Sardonic, farcical, dark and tragicomic, Troilus and Cressida is a play that seems more comfortable on today's stage than it ever was in Shakespeare's day. Indeed, Troilus went unstaged for three hundred years; following its first performance in the early seventeenth century, it was not put up again until the twentieth century. In the interim, Troilus was considered one of Shakespeare's least-successful plays, an uncategorizable hodge-podge of history, farce, and tragedy. Now, in an era disillusioned with state power, racked by domestic scandals writ large in both the tabloids and the evening news, Troilus and Cressida has emerged as one of Shakespeare's most astute dramatizations of the dark side of politics, war, and lust.
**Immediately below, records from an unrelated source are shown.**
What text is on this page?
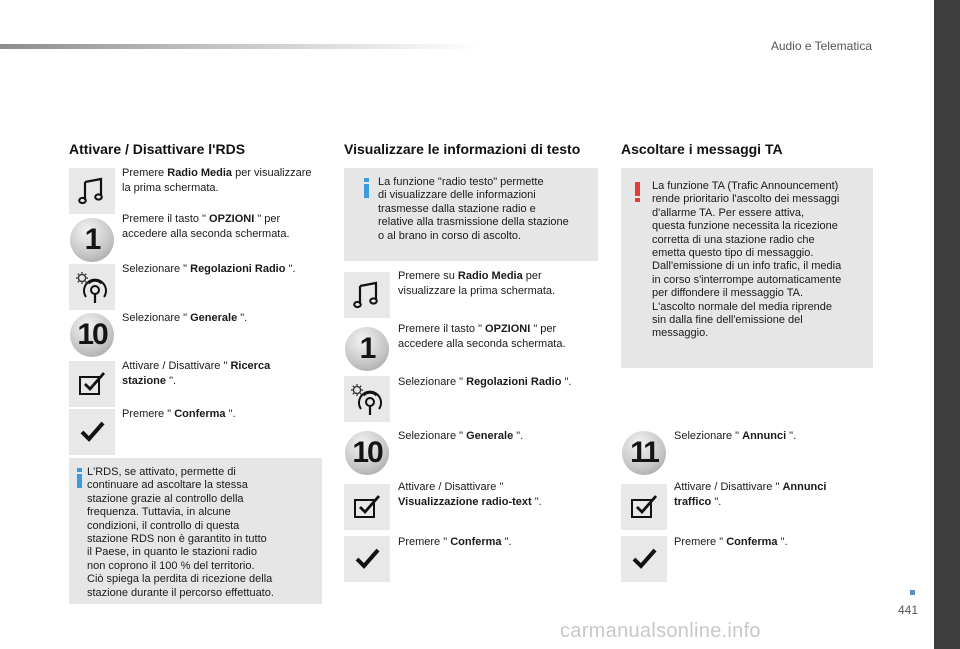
Audio e Telematica
Attivare / Disattivare l'RDS
Premere Radio Media per visualizzare la prima schermata.
1
Premere il tasto " OPZIONI " per accedere alla seconda schermata.
Selezionare " Regolazioni Radio ".
10 Selezionare " Generale ".
Attivare / Disattivare " Ricerca stazione ".
Premere " Conferma ".
L'RDS, se attivato, permette di
continuare ad ascoltare la stessa
stazione grazie al controllo della
frequenza. Tuttavia, in alcune
condizioni, il controllo di questa
stazione RDS non è garantito in tutto
il Paese, in quanto le stazioni radio
non coprono il 100 % del territorio.
Ciò spiega la perdita di ricezione della
stazione durante il percorso effettuato.
Visualizzare le informazioni di testo
La funzione "radio testo" permette
di visualizzare delle informazioni
trasmesse dalla stazione radio e
relative alla trasmissione della stazione
o al brano in corso di ascolto.
Premere su Radio Media per visualizzare la prima schermata.
1
Premere il tasto " OPZIONI " per accedere alla seconda schermata.
Selezionare " Regolazioni Radio ".
10 Selezionare " Generale ".
Attivare / Disattivare "
Visualizzazione radio-text ".
Premere " Conferma ".
Ascoltare i messaggi TA
La funzione TA (Trafic Announcement)
rende prioritario l'ascolto dei messaggi
d'allarme TA. Per essere attiva,
questa funzione necessita la ricezione
corretta di una stazione radio che
emetta questo tipo di messaggio.
Dall'emissione di un info trafic, il media
in corso s'interrompe automaticamente
per diffondere il messaggio TA.
L'ascolto normale del media riprende
sin dalla fine dell'emissione del
messaggio.
11 Selezionare " Annunci ".
Attivare / Disattivare " Annunci traffico ".
Premere " Conferma ".
441
carmanualsonline.info
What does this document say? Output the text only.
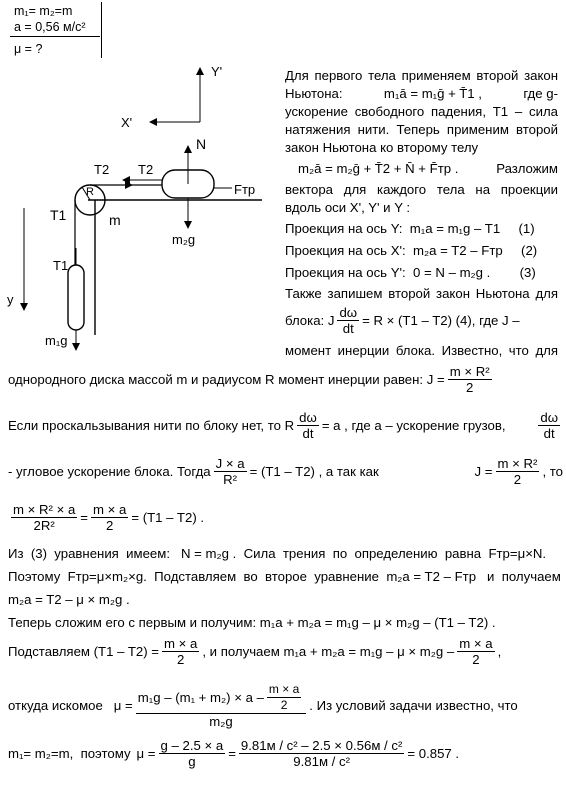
m₁= m₂=m
a = 0,56 м/с²
μ = ?
Y'
X'
R
m
N
T2
T2
Fтр
m₂g
T1
T1
m₁g
y
Для первого тела применяем второй закон
Ньютона:	m₁ā = m₁ḡ + T̄1 ,	где g-
ускорение свободного падения, T1 – сила
натяжения нити. Теперь применим второй
закон Ньютона ко второму телу
m₂ā = m₂ḡ + T̄2 + N̄ + F̄тр .	Разложим
вектора для каждого тела на проекции
вдоль оси X', Y' и Y :
Проекция на ось Y:  m₁a = m₁g – T1     (1)
Проекция на ось X':  m₂a = T2 – Fтр     (2)
Проекция на ось Y':  0 = N – m₂g .        (3)
Также запишем второй закон Ньютона для
блока: J $\frac{d\omega}{dt} = R \times (T1 - T2)$ (4), где J –
момент инерции блока. Известно, что для
однородного диска массой m и радиусом R момент инерции равен: $J = \frac{\text{m × R²}}{2}$
Если проскальзывания нити по блоку нет, то R $\frac{d\omega}{dt} = a$ , где a – ускорение грузов, $\frac{d\omega}{dt}$
- угловое ускорение блока. Тогда $\frac{J \times a}{\text{R²}} = (T1 - T2)$ , а так как	$J = \frac{\text{m × R²}}{2}$ , то
$\frac{\text{m × R² × a}}{\text{2R²}} = \frac{m \times a}{2} = (T1 - T2)$ .
Из  (3)  уравнения  имеем:   N = m₂g .  Сила  трения  по  определению  равна  Fтр=μ×N.
Поэтому  Fтр=μ×m₂×g.  Подставляем  во  второе  уравнение  m₂a = T2 – Fтр   и  получаем
m₂a = T2 – μ × m₂g .
Теперь сложим его с первым и получим: m₁a + m₂a = m₁g – μ × m₂g – (T1 – T2) .
Подставляем $(T1 - T2) = \frac{m \times a}{2}$ , и получаем $m_1a + m_2a = m_1g - \mu \times m_2g - \frac{m \times a}{2}$ ,
откуда искомое   $\mu = \frac{m_1g - (m_1 + m_2) \times a - \frac{m \times a}{2}}{\text{m₂g}}$ . Из условий задачи известно, что
m₁= m₂=m,  поэтому $\mu = \frac{g - 2.5 \times a}{g} = \frac{\text{9.81м / с² – 2.5 × 0.56м / с²}}{\text{9.81м / с²}} = 0.857$ .
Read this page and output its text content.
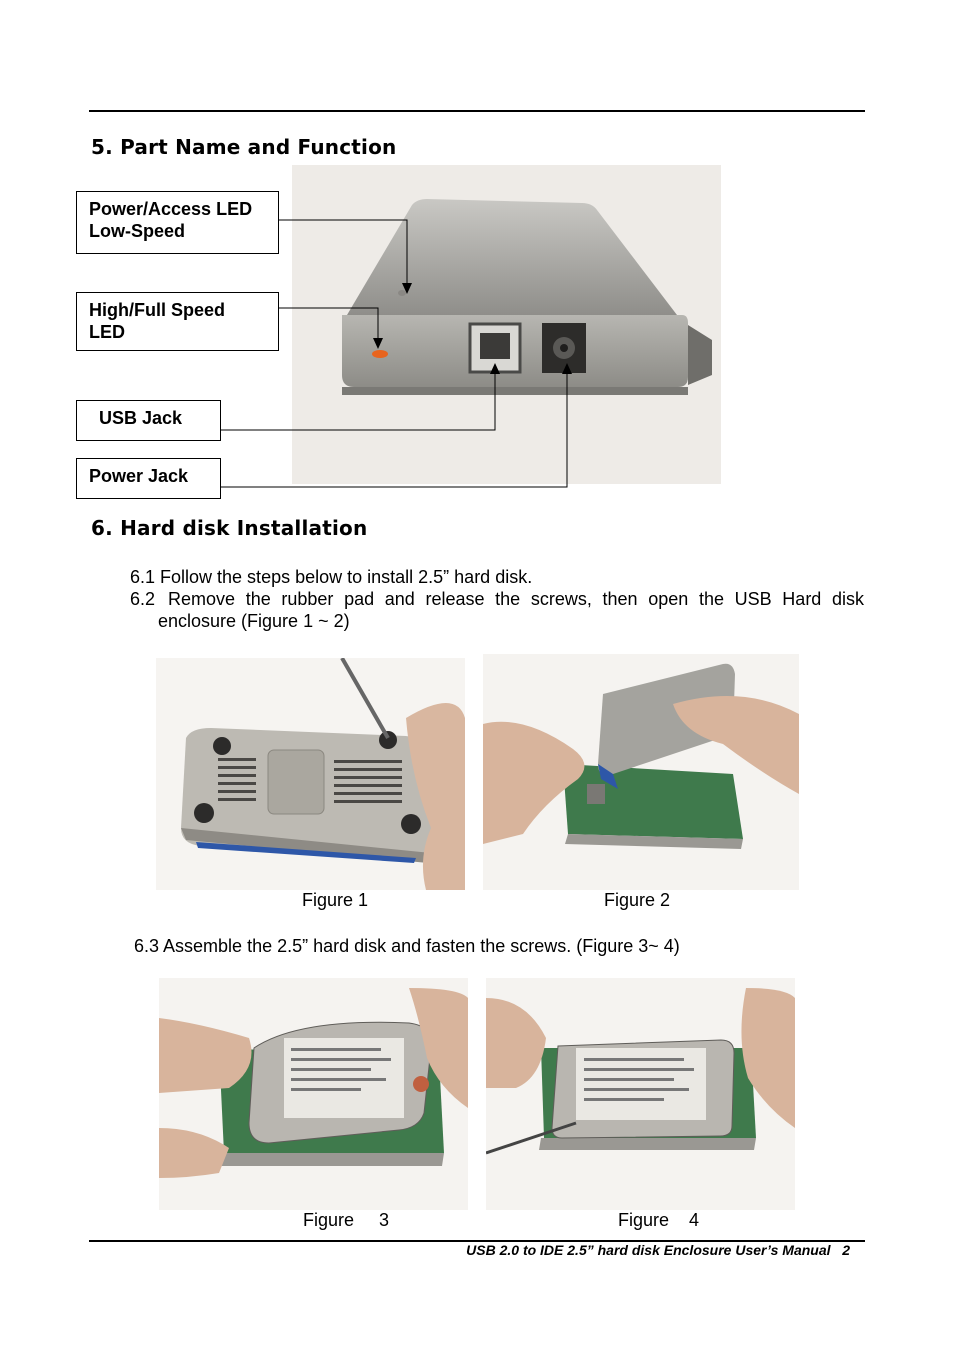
5. Part Name and Function
Power/Access LED
Low-Speed
High/Full Speed
LED
USB Jack
Power Jack
6. Hard disk Installation
6.1 Follow the steps below to install 2.5” hard disk.
6.2 Remove the rubber pad and release the screws, then open the USB Hard disk enclosure (Figure 1 ~ 2)
Figure 1	Figure 2
6.3 Assemble the 2.5” hard disk and fasten the screws. (Figure 3~ 4)
Figure     3	Figure    4
USB 2.0 to IDE 2.5” hard disk Enclosure User’s Manual 2
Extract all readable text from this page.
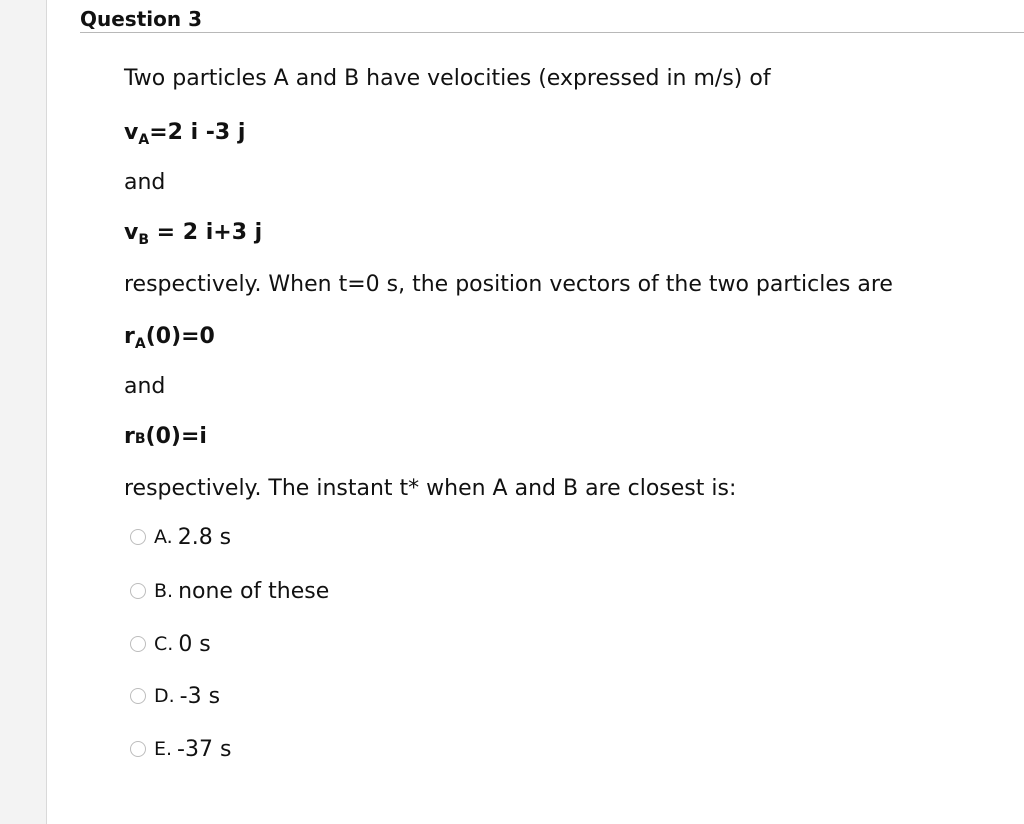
Question 3
Two particles A and B have velocities (expressed in m/s) of
$v_A=2$ i -3 j
and
$v_B = 2$ i+3 j
respectively. When t=0 s, the position vectors of the two particles are
$r_A(0)=0$
and
rB(0)=i
respectively. The instant t* when A and B are closest is:
A. 2.8 s
B. none of these
C. 0 s
D. -3 s
E. -37 s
Even at the height of its unpopularity, Troilus was thought of as an intellectually challenging play, full of eloquence and dense with searching soliloquies. It is not an easy read, and a full understanding of its value requires a great deal of investment on the reader's (or the audience member's) part. The difficulty arises not only in getting through Shakespeare's typically allusive and cerebral language, but also in seeing and understanding the play's contradictions and paradoxes. Troilus is a performance about the nature of performance-specifically, in this play, of the performance of love and politics. Thus the reader should strive to engage with the work at this higher level, not simply balking at the play's difficulties but asking how and why such difficulties contribute to the play's thematic wholeness.

The story itself focuses on the titular characters of Troilus and Cressida, two noble Trojans who fall in love against the backdrop of the Trojan War. These characters were well-known in Shakespeare's day; they had been invented in the Middle Ages, and were known to Shakespeare and his audience mostly through Geoffrey Chaucer's magnificent poem, written in Middle English, Troilus and Criseyde. The poem allegorizes the "true" man, Troilus, and the "false" woman, Cressida. Shakespeare, while referencing this allegorical tradition, does much to complicate Chaucer's more simplistic view of man's truth and woman's falseness.

Though Troilus and Cressida are not present in Homer's Iliad, Shakespeare plays their story against that definitive work in Western literature. The gist of the Iliad is that Paris, a prince of Troy, has stolen the most beautiful woman in the world, Helen, away from Menelaus, a Greek; in revenge, Menelaus' brother, Agamemnon, launches an attack against Troy to recover Helen. Homer's epic treats this argument in terms of the absolutes of heroes and gods, honor and glory, triumph and despair. Shakespeare's play, on the other hand, sees the "argument" of the Iliad with a more jaundiced eye. As Thersites says, "All the argument is a whore and a cuckold." Menelaus' personal domestic strife has launched a thousand ships, and what ought to be a matter of divorce is instead a matter of war and death. The costly and often murky wars of the twentieth and early twenty-first centuries perhaps give us a unique understanding of Thersites' (and Shakespeare's) disillusionment.

One final word: like any Shakespearean play, Troilus and Cressida contains more obscure words, references, and phrases than can be properly covered in a study guide of this nature. It is thus imperative to have a copy of the play with detailed annotation. Any of the current paperback editions on the market (such as the Pelican, the Signet, or the Folger) will do nicely.